Bad Lieutenant: Onderhoudende flikkenfilm

Hollywoodiaanse genreclichés en geflipte vérité gaan hand in hand in Werner Herzogs allereerste flikkenfilm.

Bad Lieutenant: Port of Call New Orleans ***

Werner Herzog met Nicolas Cage, Eva Mendes, Val Kilmer, Brad Dourif, Xzibit

Er is natuurlijk maar één Bad Lieutenant en dat is die rondsnuivende en rondneukende flik die Harvey Keitel neerpootte in Abel Ferrara’s woeste cultklassieker uit 1993. Gelukkig besefte Neue Welle-veteraan Werner Herzog dat ook en dus is zijn Bad Lieutenant: Port of Call New Orleans geen remake maar een herinterpretatie. Zij het één met zo mogelijk nog hogere dosissen drank, drugs en hallucinante waanzin.

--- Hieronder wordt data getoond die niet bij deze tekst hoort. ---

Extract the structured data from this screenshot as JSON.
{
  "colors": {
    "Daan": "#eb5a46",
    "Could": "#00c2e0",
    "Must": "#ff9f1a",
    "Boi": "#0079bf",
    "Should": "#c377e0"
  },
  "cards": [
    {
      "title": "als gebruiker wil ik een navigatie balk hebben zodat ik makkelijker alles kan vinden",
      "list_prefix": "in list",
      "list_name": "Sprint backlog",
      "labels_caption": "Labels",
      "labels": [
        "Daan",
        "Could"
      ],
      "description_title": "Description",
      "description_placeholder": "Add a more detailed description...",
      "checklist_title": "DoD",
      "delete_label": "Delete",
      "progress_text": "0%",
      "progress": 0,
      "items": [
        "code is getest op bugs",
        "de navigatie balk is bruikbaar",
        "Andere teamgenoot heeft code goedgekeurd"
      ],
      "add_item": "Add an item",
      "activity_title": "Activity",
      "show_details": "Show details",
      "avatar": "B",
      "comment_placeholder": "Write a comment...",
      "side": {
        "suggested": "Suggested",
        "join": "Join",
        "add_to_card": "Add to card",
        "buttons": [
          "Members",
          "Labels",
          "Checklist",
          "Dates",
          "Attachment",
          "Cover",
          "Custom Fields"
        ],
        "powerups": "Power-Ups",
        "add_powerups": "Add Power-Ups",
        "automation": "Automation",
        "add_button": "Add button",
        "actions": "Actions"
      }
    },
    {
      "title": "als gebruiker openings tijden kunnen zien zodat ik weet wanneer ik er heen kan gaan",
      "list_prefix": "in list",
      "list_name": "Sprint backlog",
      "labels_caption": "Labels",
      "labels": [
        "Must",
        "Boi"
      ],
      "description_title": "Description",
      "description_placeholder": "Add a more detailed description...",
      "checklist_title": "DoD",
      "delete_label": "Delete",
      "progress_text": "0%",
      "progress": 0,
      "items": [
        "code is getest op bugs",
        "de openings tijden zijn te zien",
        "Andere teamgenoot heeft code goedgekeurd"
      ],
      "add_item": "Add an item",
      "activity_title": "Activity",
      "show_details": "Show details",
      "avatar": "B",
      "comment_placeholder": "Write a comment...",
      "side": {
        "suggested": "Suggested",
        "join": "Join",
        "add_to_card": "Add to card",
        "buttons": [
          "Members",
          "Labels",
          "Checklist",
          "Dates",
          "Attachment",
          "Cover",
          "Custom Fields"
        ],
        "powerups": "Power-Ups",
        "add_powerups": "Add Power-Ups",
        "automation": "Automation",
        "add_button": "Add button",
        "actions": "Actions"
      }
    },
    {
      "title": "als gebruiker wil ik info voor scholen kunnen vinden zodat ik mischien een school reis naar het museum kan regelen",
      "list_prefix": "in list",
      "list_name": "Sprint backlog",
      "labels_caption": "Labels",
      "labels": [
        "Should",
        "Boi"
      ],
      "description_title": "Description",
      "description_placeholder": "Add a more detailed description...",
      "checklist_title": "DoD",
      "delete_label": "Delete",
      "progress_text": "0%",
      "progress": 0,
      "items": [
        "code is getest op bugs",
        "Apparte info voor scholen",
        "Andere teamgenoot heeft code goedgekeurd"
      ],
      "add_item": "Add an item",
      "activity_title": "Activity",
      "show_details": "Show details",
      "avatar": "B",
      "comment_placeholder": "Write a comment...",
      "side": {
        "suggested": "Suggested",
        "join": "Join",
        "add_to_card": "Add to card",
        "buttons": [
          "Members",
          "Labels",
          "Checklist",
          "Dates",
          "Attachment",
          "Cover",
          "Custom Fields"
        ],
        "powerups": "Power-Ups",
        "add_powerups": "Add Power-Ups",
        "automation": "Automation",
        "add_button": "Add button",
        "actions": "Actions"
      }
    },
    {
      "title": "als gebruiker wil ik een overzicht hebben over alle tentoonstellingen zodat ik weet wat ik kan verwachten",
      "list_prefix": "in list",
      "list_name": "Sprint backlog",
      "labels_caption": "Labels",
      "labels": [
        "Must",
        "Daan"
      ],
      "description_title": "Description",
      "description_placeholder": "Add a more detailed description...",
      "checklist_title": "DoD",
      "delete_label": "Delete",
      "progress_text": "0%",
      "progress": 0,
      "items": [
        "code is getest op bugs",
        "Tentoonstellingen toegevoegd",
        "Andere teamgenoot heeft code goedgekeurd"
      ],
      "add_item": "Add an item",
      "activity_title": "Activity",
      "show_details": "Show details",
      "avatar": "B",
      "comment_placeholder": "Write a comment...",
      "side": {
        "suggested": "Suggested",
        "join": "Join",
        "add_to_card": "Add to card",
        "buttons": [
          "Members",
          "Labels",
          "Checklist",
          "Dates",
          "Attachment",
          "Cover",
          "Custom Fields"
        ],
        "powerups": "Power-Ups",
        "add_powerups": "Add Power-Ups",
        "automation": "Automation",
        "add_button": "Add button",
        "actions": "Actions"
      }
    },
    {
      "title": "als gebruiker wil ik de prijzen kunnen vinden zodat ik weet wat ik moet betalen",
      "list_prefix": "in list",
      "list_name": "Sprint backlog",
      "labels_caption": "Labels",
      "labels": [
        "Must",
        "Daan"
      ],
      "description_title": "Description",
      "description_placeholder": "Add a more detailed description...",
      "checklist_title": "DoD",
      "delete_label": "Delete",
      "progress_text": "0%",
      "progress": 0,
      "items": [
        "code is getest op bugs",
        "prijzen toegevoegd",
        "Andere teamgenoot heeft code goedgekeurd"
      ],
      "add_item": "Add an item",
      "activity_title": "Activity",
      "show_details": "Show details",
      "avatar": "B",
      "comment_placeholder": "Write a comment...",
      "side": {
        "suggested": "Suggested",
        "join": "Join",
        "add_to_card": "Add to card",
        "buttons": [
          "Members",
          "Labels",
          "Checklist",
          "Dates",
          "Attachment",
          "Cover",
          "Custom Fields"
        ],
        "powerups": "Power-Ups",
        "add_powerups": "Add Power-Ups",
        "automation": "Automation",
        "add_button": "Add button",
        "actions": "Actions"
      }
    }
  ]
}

Plaats van afspraak is dit keer niet New York maar New Orleans waar Katrina zopas is overheen gewalst en waar we in de kliedernatte, heerlijk cynische proloog al meteen kennismaken met de foute flik van dienst. Die blijkt Terence McDonagh te heten en gaat, sinds hij de held uithing na Katrina, gebukt onder helse rugpijnen.

Vandaar dat McDonagh alle verdovende middelen naar binnen kiepert die hij tijdens en buiten de diensturen kan scoren, al heeft hij tussendoor ook andere klusjes te klaren. De moord op enkele Senegalese immigranten onderzoeken bijvoorbeeld, een zaak waarbij alle sporen algauw wijzen in de richting van – hoe verrekte handig – een lokaal cocaïnekartel. Gooi daar nog een berg gokschulden en een knipperlichtrelatie met een call girl (Eva Mendes) bovenop en je hebt alle ingrediënten voor een kolkende neonoir.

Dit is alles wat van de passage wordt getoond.